- Based on: Character created by Leslie Charteris
- Written by: Peter Gethers David Handler
- Directed by: James Frawley
- Starring: Andrew Clarke Kevin Tighe George Rose
- Music by: Mark Snow
- Country of origin: United States
- Original language: English
- No. of episodes: 1

Production
- Executive producers: Dennis E. Doty Robert S. Baker
- Producer: George Manasse
- Cinematography: William Wages
- Editor: Lee Burch
- Running time: 60 minutes

Original release
- Network: CBS
- Release: June 12, 1987

Related
- Return of the Saint

= The Saint in Manhattan =

The Saint in Manhattan is a 1987 television pilot for an Australian-filmed, American-backed revival series based on The Saint starring Andrew Clarke as Simon Templar. The pilot was not picked up for a series but on June 12, 1987, it was broadcast as the first installment of CBS Summer Playhouse, a series that aired unsold television pilots during the summer season. In 2012, the pilot was released on DVD by Madman Entertainment in Australia.
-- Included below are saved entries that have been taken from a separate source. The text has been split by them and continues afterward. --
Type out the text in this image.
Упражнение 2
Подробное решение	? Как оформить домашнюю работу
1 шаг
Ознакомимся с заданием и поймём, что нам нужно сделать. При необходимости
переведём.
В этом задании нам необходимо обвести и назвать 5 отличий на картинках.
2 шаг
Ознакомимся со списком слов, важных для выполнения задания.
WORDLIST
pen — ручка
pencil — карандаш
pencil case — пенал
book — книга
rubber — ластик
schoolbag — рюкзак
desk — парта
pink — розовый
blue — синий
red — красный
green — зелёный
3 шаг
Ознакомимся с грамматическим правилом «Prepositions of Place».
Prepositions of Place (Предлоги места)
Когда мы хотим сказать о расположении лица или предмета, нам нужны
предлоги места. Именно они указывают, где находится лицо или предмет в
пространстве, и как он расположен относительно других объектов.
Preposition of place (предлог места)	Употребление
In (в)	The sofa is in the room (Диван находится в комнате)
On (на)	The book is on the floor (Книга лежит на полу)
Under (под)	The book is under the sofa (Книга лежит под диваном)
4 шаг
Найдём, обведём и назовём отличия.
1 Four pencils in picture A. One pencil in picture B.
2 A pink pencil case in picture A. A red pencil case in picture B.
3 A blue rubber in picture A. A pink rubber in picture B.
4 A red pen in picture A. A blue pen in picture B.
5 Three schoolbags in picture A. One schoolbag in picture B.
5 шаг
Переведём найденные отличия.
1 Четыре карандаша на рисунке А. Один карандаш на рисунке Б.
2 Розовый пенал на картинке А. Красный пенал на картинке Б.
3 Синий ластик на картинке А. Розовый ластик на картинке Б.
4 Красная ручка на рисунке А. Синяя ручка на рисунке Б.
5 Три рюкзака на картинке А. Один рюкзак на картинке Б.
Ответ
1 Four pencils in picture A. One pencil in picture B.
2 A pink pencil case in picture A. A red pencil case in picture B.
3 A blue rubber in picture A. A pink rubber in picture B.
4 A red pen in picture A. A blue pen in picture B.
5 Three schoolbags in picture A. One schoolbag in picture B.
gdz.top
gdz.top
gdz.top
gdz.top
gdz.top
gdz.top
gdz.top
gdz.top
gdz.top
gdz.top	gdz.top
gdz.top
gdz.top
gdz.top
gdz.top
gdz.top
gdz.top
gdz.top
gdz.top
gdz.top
The DVD has since been out of print.

==Plot==
The Saint returns to New York City, feeling restless and bored. But the tedium is about to escalate to full-blown excitement when he is contacted by an old flame, Margo, a ballerina who is set to star in a high-profile performance. She has received death threats in the guise of a mutilated doll being left in her dressing room, and as part of the ballet, she will don a million-dollar tiara on opening night. The performance goes without mishap, however, upon leaving the stage the tiara has somehow been swapped with a fake, and The Saint's calling card has been left in its empty box. Someone has framed Simon, and his old adversary Inspector Fernack is quick to point the finger.

==Production==
The pilot was shot in Manhattan in April 1987.

==Cast==
- Andrew Clarke as Simon Templar
- Kevin Tighe as Inspector John Fernack
- George Rose as Woods
- Christopher Marcantel as Joey
- Holland Taylor as Fran Grogan
- Caitlin Clarke as Lily Palmer/Jessica Daniels
- Liliana Komorowska as Margot Katka

==Reception==
The Sydney Morning Herald wrote that Andrew Clarke was not well suited for the role, especially in contrast to Roger Moore in the 1967 television series. The Los Angeles Times reported that most of the viewers who watched the pilot on CBS Summer Playhouse voted "yes". Despite this, the series was never picked up.

Critics also compared The Saint's physical appearance to Thomas Magnum in Magnum, P.I., especially with his mustache. Also, the black Lamborghini Countach 5000QV used by The Saint was compared to Magnum's red Ferrari 308 GTS.